Forced and free dynamic responses of functionally graded porous Rayleigh small-scale beams on Kerr foundation under moving force

Abstract

As a first attempt, free and forced vibrations of functionally graded (FG) porous nanoscale beams embedded in a Kerr foundation under a moving force with constant speed and acceleration are studied analytically and numerically based on the nonlocal strain gradient Rayleigh beam model. It is assumed that the material characteristics of the nanobeam across the thickness are graded according to the power-law function involving different porosity distribution patterns. The governing equation for the motion of the nanobeam is derived by utilizing the extended Hamilton’s principle. With the help of the Galerkin decomposition approach, natural frequencies and dynamic responses of the system are acquired. Several comparative studies are performed with published data in the open literature for validation purposes.
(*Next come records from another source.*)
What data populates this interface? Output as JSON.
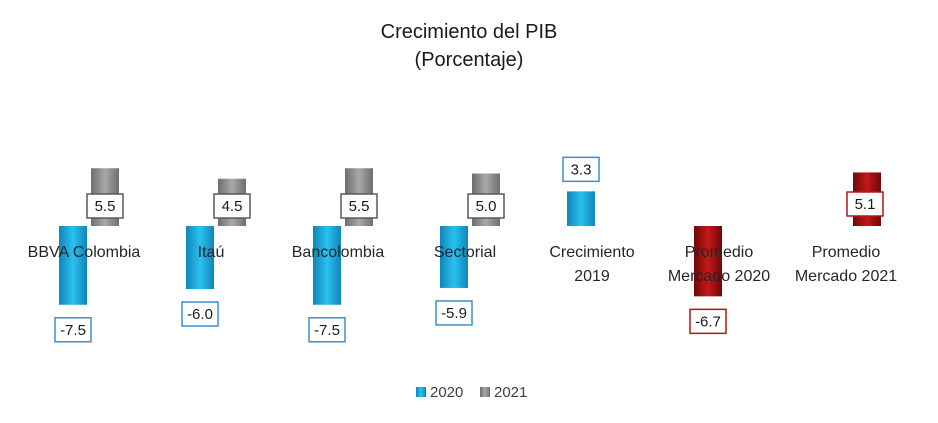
{
  "chart_data": {
    "type": "bar",
    "title": "Crecimiento del PIB",
    "subtitle": "(Porcentaje)",
    "xlabel": "",
    "ylabel": "",
    "ylim": [
      -9,
      9
    ],
    "grid": false,
    "legend_position": "bottom",
    "categories": [
      {
        "lines": [
          "BBVA Colombia"
        ]
      },
      {
        "lines": [
          "Itaú"
        ]
      },
      {
        "lines": [
          "Bancolombia"
        ]
      },
      {
        "lines": [
          "Sectorial"
        ]
      },
      {
        "lines": [
          "Crecimiento",
          "2019"
        ]
      },
      {
        "lines": [
          "Promedio",
          "Mercado 2020"
        ]
      },
      {
        "lines": [
          "Promedio",
          "Mercado 2021"
        ]
      }
    ],
    "series": [
      {
        "name": "2020",
        "color": "#1BA6D9",
        "values": [
          -7.5,
          -6.0,
          -7.5,
          -5.9,
          3.3,
          -6.7,
          null
        ],
        "labels": [
          "-7.5",
          "-6.0",
          "-7.5",
          "-5.9",
          "3.3",
          "-6.7",
          null
        ],
        "highlight": [
          null,
          null,
          null,
          null,
          null,
          "#9C0E0E",
          null
        ]
      },
      {
        "name": "2021",
        "color": "#8C8C8C",
        "values": [
          5.5,
          4.5,
          5.5,
          5.0,
          null,
          null,
          5.1
        ],
        "labels": [
          "5.5",
          "4.5",
          "5.5",
          "5.0",
          null,
          null,
          "5.1"
        ],
        "highlight": [
          null,
          null,
          null,
          null,
          null,
          null,
          "#8E0F0F"
        ]
      }
    ]
  }
}
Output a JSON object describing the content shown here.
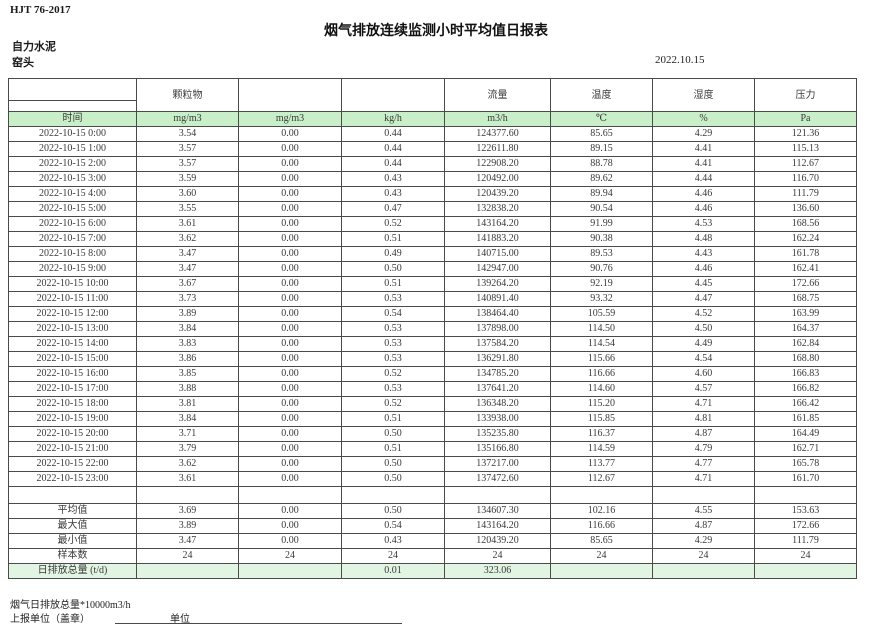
{
  "header": {
    "standard": "HJT  76-2017",
    "title": "烟气排放连续监测小时平均值日报表",
    "company": "自力水泥",
    "station": "窑头",
    "date": "2022.10.15"
  },
  "table": {
    "group_headers": [
      "",
      "颗粒物",
      "",
      "",
      "流量",
      "温度",
      "湿度",
      "压力"
    ],
    "unit_row": [
      "时间",
      "mg/m3",
      "mg/m3",
      "kg/h",
      "m3/h",
      "℃",
      "%",
      "Pa"
    ],
    "rows": [
      [
        "2022-10-15 0:00",
        "3.54",
        "0.00",
        "0.44",
        "124377.60",
        "85.65",
        "4.29",
        "121.36"
      ],
      [
        "2022-10-15 1:00",
        "3.57",
        "0.00",
        "0.44",
        "122611.80",
        "89.15",
        "4.41",
        "115.13"
      ],
      [
        "2022-10-15 2:00",
        "3.57",
        "0.00",
        "0.44",
        "122908.20",
        "88.78",
        "4.41",
        "112.67"
      ],
      [
        "2022-10-15 3:00",
        "3.59",
        "0.00",
        "0.43",
        "120492.00",
        "89.62",
        "4.44",
        "116.70"
      ],
      [
        "2022-10-15 4:00",
        "3.60",
        "0.00",
        "0.43",
        "120439.20",
        "89.94",
        "4.46",
        "111.79"
      ],
      [
        "2022-10-15 5:00",
        "3.55",
        "0.00",
        "0.47",
        "132838.20",
        "90.54",
        "4.46",
        "136.60"
      ],
      [
        "2022-10-15 6:00",
        "3.61",
        "0.00",
        "0.52",
        "143164.20",
        "91.99",
        "4.53",
        "168.56"
      ],
      [
        "2022-10-15 7:00",
        "3.62",
        "0.00",
        "0.51",
        "141883.20",
        "90.38",
        "4.48",
        "162.24"
      ],
      [
        "2022-10-15 8:00",
        "3.47",
        "0.00",
        "0.49",
        "140715.00",
        "89.53",
        "4.43",
        "161.78"
      ],
      [
        "2022-10-15 9:00",
        "3.47",
        "0.00",
        "0.50",
        "142947.00",
        "90.76",
        "4.46",
        "162.41"
      ],
      [
        "2022-10-15 10:00",
        "3.67",
        "0.00",
        "0.51",
        "139264.20",
        "92.19",
        "4.45",
        "172.66"
      ],
      [
        "2022-10-15 11:00",
        "3.73",
        "0.00",
        "0.53",
        "140891.40",
        "93.32",
        "4.47",
        "168.75"
      ],
      [
        "2022-10-15 12:00",
        "3.89",
        "0.00",
        "0.54",
        "138464.40",
        "105.59",
        "4.52",
        "163.99"
      ],
      [
        "2022-10-15 13:00",
        "3.84",
        "0.00",
        "0.53",
        "137898.00",
        "114.50",
        "4.50",
        "164.37"
      ],
      [
        "2022-10-15 14:00",
        "3.83",
        "0.00",
        "0.53",
        "137584.20",
        "114.54",
        "4.49",
        "162.84"
      ],
      [
        "2022-10-15 15:00",
        "3.86",
        "0.00",
        "0.53",
        "136291.80",
        "115.66",
        "4.54",
        "168.80"
      ],
      [
        "2022-10-15 16:00",
        "3.85",
        "0.00",
        "0.52",
        "134785.20",
        "116.66",
        "4.60",
        "166.83"
      ],
      [
        "2022-10-15 17:00",
        "3.88",
        "0.00",
        "0.53",
        "137641.20",
        "114.60",
        "4.57",
        "166.82"
      ],
      [
        "2022-10-15 18:00",
        "3.81",
        "0.00",
        "0.52",
        "136348.20",
        "115.20",
        "4.71",
        "166.42"
      ],
      [
        "2022-10-15 19:00",
        "3.84",
        "0.00",
        "0.51",
        "133938.00",
        "115.85",
        "4.81",
        "161.85"
      ],
      [
        "2022-10-15 20:00",
        "3.71",
        "0.00",
        "0.50",
        "135235.80",
        "116.37",
        "4.87",
        "164.49"
      ],
      [
        "2022-10-15 21:00",
        "3.79",
        "0.00",
        "0.51",
        "135166.80",
        "114.59",
        "4.79",
        "162.71"
      ],
      [
        "2022-10-15 22:00",
        "3.62",
        "0.00",
        "0.50",
        "137217.00",
        "113.77",
        "4.77",
        "165.78"
      ],
      [
        "2022-10-15 23:00",
        "3.61",
        "0.00",
        "0.50",
        "137472.60",
        "112.67",
        "4.71",
        "161.70"
      ]
    ],
    "summary": [
      {
        "label": "平均值",
        "values": [
          "3.69",
          "0.00",
          "0.50",
          "134607.30",
          "102.16",
          "4.55",
          "153.63"
        ]
      },
      {
        "label": "最大值",
        "values": [
          "3.89",
          "0.00",
          "0.54",
          "143164.20",
          "116.66",
          "4.87",
          "172.66"
        ]
      },
      {
        "label": "最小值",
        "values": [
          "3.47",
          "0.00",
          "0.43",
          "120439.20",
          "85.65",
          "4.29",
          "111.79"
        ]
      },
      {
        "label": "样本数",
        "values": [
          "24",
          "24",
          "24",
          "24",
          "24",
          "24",
          "24"
        ]
      },
      {
        "label": "日排放总量 (t/d)",
        "values": [
          "",
          "",
          "0.01",
          "323.06",
          "",
          "",
          ""
        ]
      }
    ]
  },
  "footer": {
    "note": "烟气日排放总量*10000m3/h",
    "report_unit_label": "上报单位（盖章）",
    "unit_label": "单位"
  },
  "colors": {
    "unit_row_green": "#c9efc9",
    "total_row_green": "#e2f5e2"
  }
}
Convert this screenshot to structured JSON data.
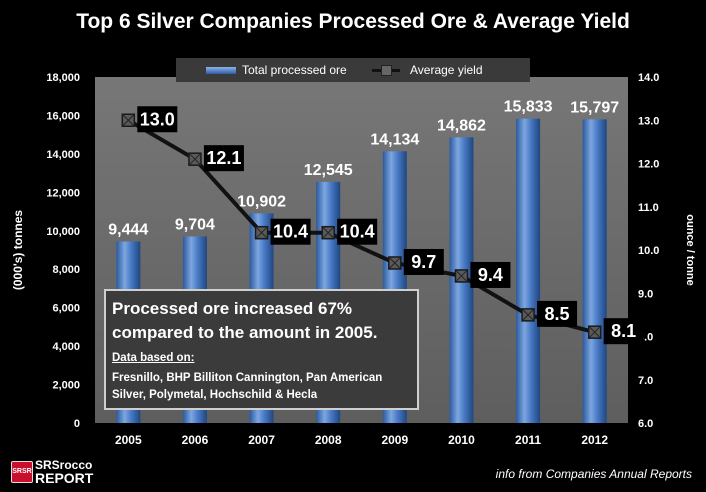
{
  "chart_data": {
    "type": "bar+line",
    "title": "Top 6 Silver Companies Processed Ore & Average Yield",
    "categories": [
      "2005",
      "2006",
      "2007",
      "2008",
      "2009",
      "2010",
      "2011",
      "2012"
    ],
    "series": [
      {
        "name": "Total processed ore",
        "type": "bar",
        "axis": "left",
        "values": [
          9444,
          9704,
          10902,
          12545,
          14134,
          14862,
          15833,
          15797
        ],
        "labels": [
          "9,444",
          "9,704",
          "10,902",
          "12,545",
          "14,134",
          "14,862",
          "15,833",
          "15,797"
        ],
        "color": "#3f72c0"
      },
      {
        "name": "Average yield",
        "type": "line",
        "axis": "right",
        "values": [
          13.0,
          12.1,
          10.4,
          10.4,
          9.7,
          9.4,
          8.5,
          8.1
        ],
        "labels": [
          "13.0",
          "12.1",
          "10.4",
          "10.4",
          "9.7",
          "9.4",
          "8.5",
          "8.1"
        ],
        "color": "#111111"
      }
    ],
    "y_left": {
      "label": "(000's)  tonnes",
      "range": [
        0,
        18000
      ],
      "ticks": [
        "0",
        "2,000",
        "4,000",
        "6,000",
        "8,000",
        "10,000",
        "12,000",
        "14,000",
        "16,000",
        "18,000"
      ]
    },
    "y_right": {
      "label": "ounce / tonne",
      "range": [
        6.0,
        14.0
      ],
      "ticks": [
        "6.0",
        "7.0",
        "8.0",
        "9.0",
        "10.0",
        "11.0",
        "12.0",
        "13.0",
        "14.0"
      ]
    },
    "grid": false,
    "legend": "top-center",
    "background": "#000000",
    "plot_background": "#6e6e6e"
  },
  "annotation": {
    "headline": "Processed ore increased 67% compared to the amount in 2005.",
    "subheading": "Data based on:",
    "detail": "Fresnillo, BHP Billiton Cannington, Pan American Silver, Polymetal, Hochschild & Hecla"
  },
  "credit": "info from Companies Annual Reports",
  "logo": {
    "line1": "SRSrocco",
    "line2": "REPORT",
    "mark": "SRSR"
  }
}
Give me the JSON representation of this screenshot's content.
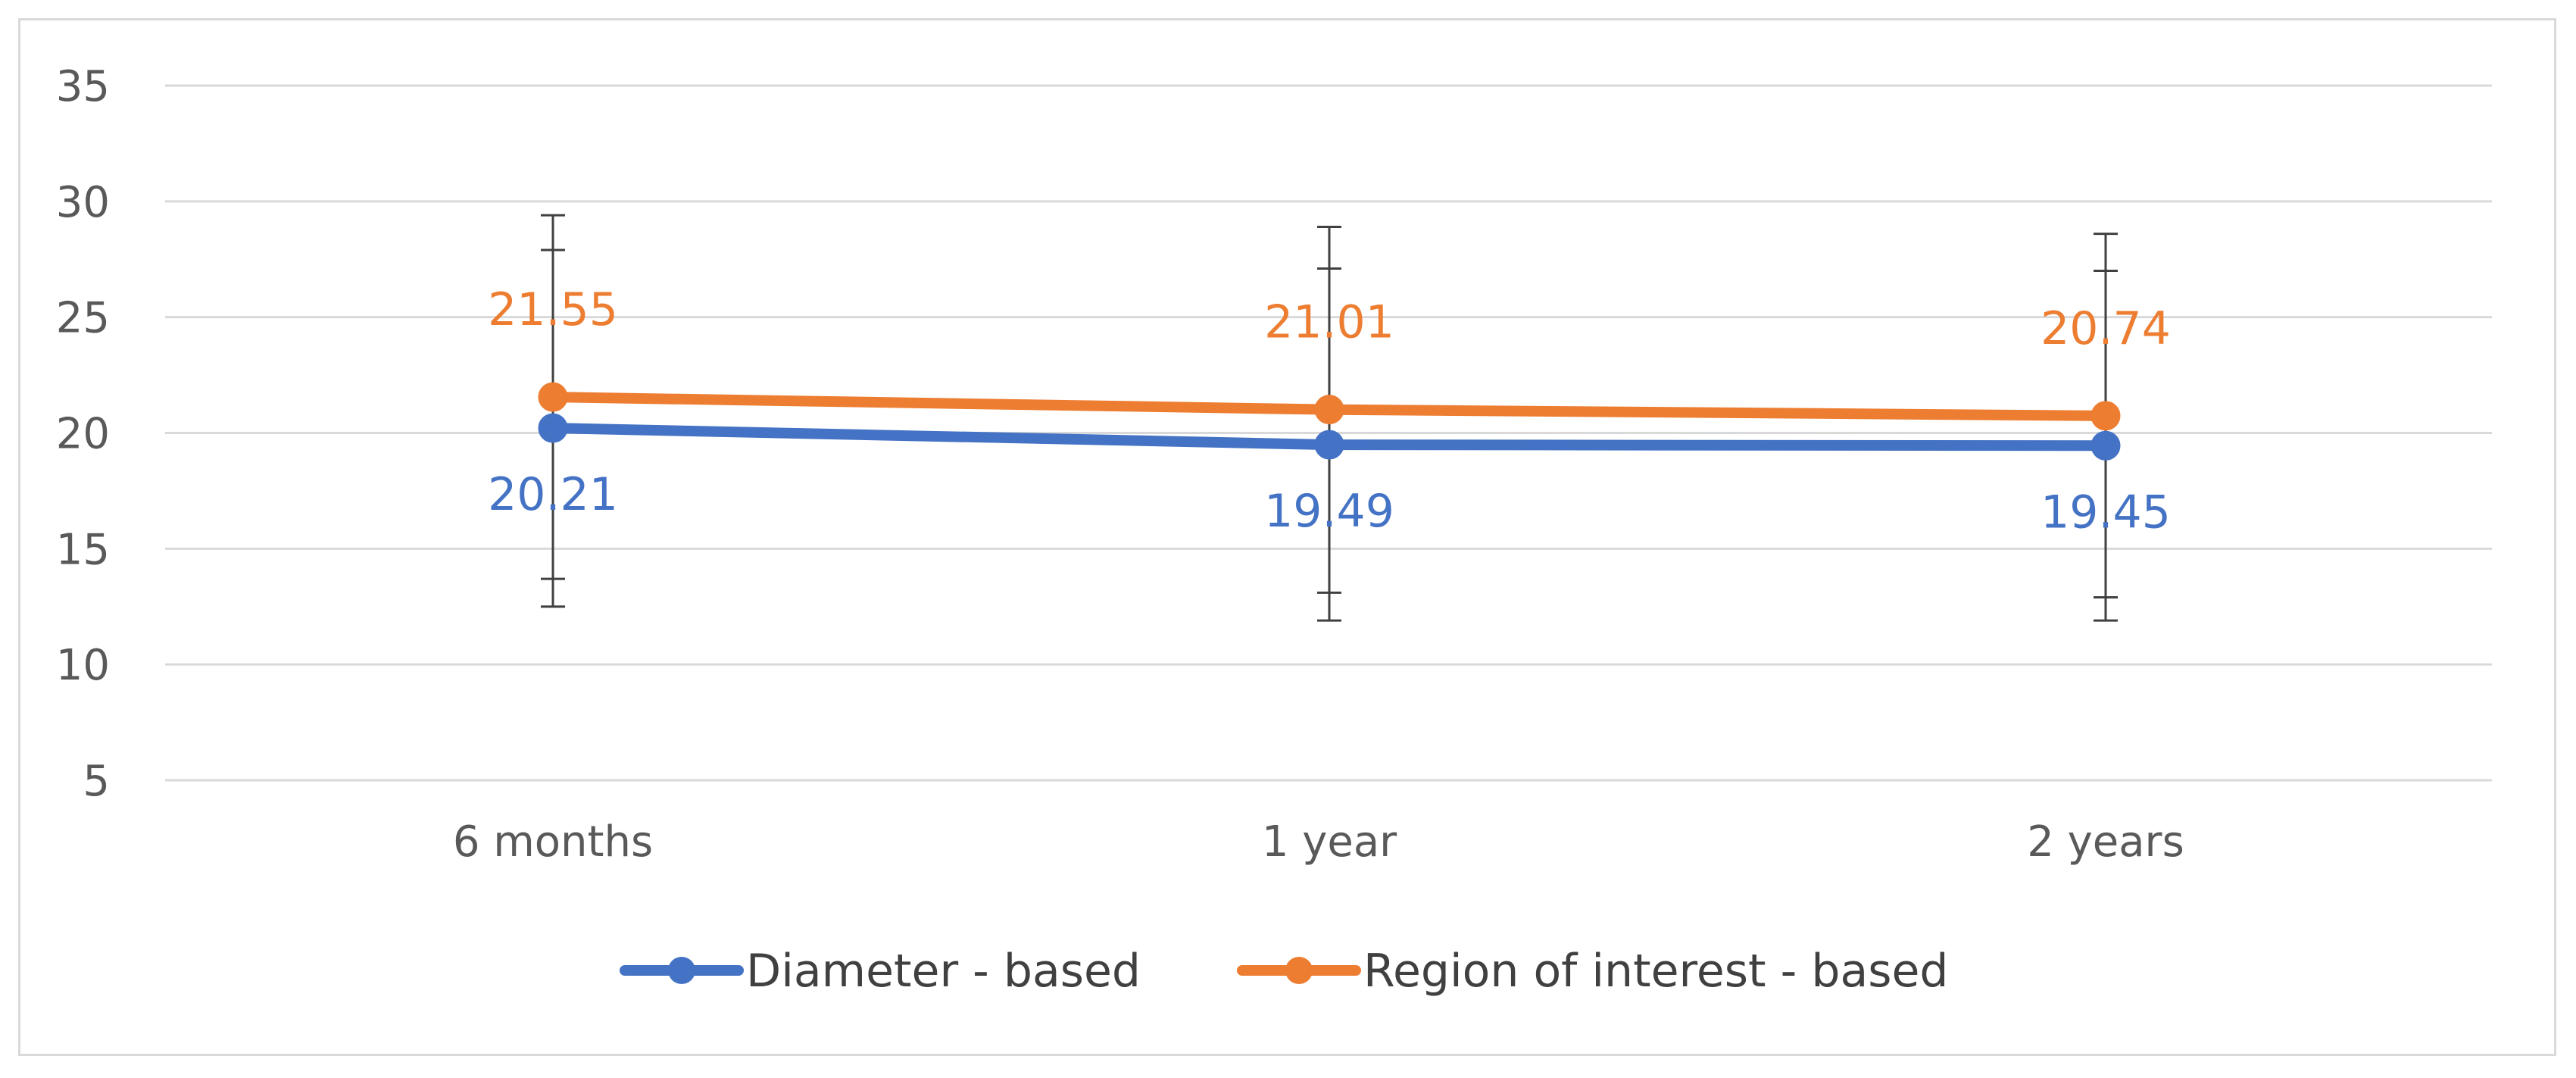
{
  "chart_data": {
    "type": "line",
    "title": "",
    "xlabel": "",
    "ylabel": "",
    "categories": [
      "6 months",
      "1 year",
      "2 years"
    ],
    "yticks": [
      "5",
      "10",
      "15",
      "20",
      "25",
      "30",
      "35"
    ],
    "ylim": [
      5,
      35
    ],
    "grid": "horizontal",
    "legend_position": "bottom",
    "series": [
      {
        "name": "Diameter - based",
        "color": "#4472c4",
        "values": [
          20.21,
          19.49,
          19.45
        ],
        "data_labels": [
          "20.21",
          "19.49",
          "19.45"
        ],
        "error_low": [
          13.7,
          13.1,
          12.9
        ],
        "error_high": [
          27.9,
          27.1,
          27.0
        ]
      },
      {
        "name": "Region of interest - based",
        "color": "#ed7d31",
        "values": [
          21.55,
          21.01,
          20.74
        ],
        "data_labels": [
          "21.55",
          "21.01",
          "20.74"
        ],
        "error_low": [
          12.5,
          11.9,
          11.9
        ],
        "error_high": [
          29.4,
          28.9,
          28.6
        ]
      }
    ]
  }
}
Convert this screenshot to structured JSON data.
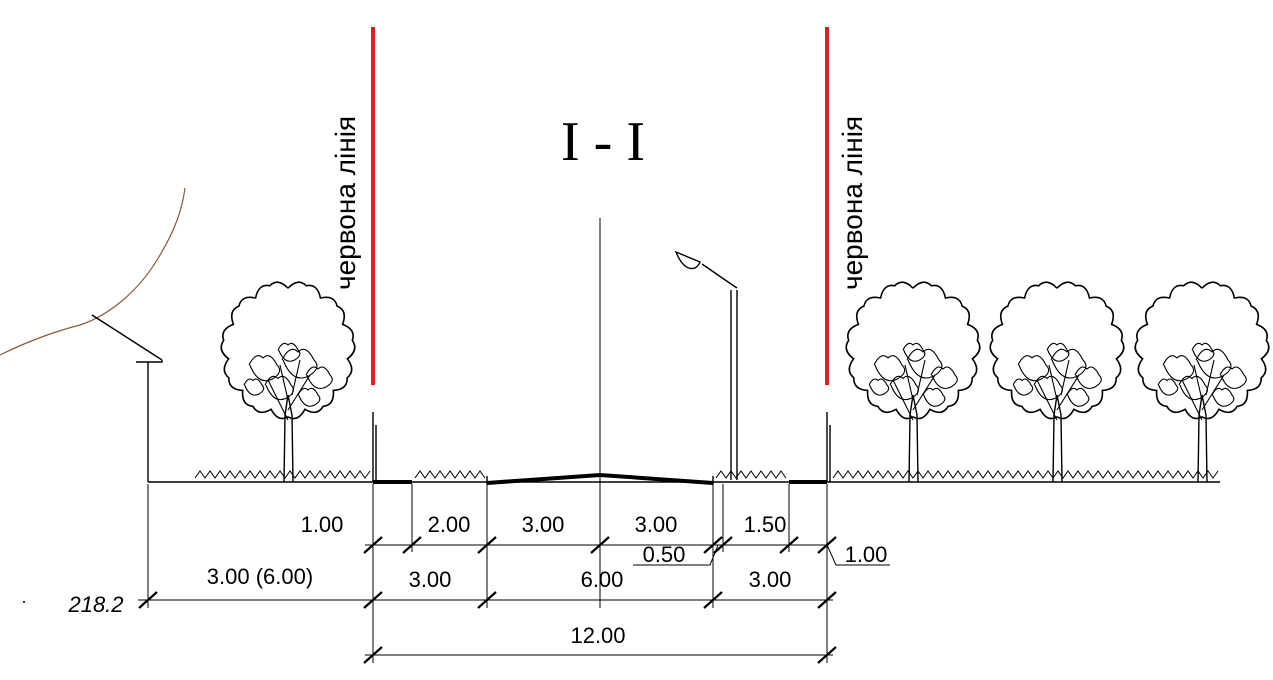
{
  "section_title": "I - I",
  "red_line": {
    "label": "червона лінія",
    "color": "#e02020"
  },
  "elevation": "218.2",
  "dimensions_row1": [
    "1.00",
    "2.00",
    "3.00",
    "3.00",
    "0.50",
    "1.50",
    "1.00"
  ],
  "dimensions_row2": [
    "3.00 (6.00)",
    "3.00",
    "6.00",
    "3.00"
  ],
  "dimensions_total": "12.00",
  "terrain_line_color": "#8b5a3c"
}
Finally, the effects of various parameters such as gradient index, porosity characteristics, foundation properties, and size-dependent parameters on forced and free vibrations of the system are clarified. The results declared that the critical force speed decreases with increasing the gradient index. It is also inferred that for the system with a uniform porosity distribution, the cancellation and critical force speeds increase/decrease for low/high values of the gradient index as the porosity volume fraction increases. Meanwhile, it is indicated that by accurately adjusting the properties of the FG porous material, undesirable vibration of the system can be eliminated. The outcomes of the present investigation could be beneficial in the optimum design of inhomogeneous small-scale transportation systems.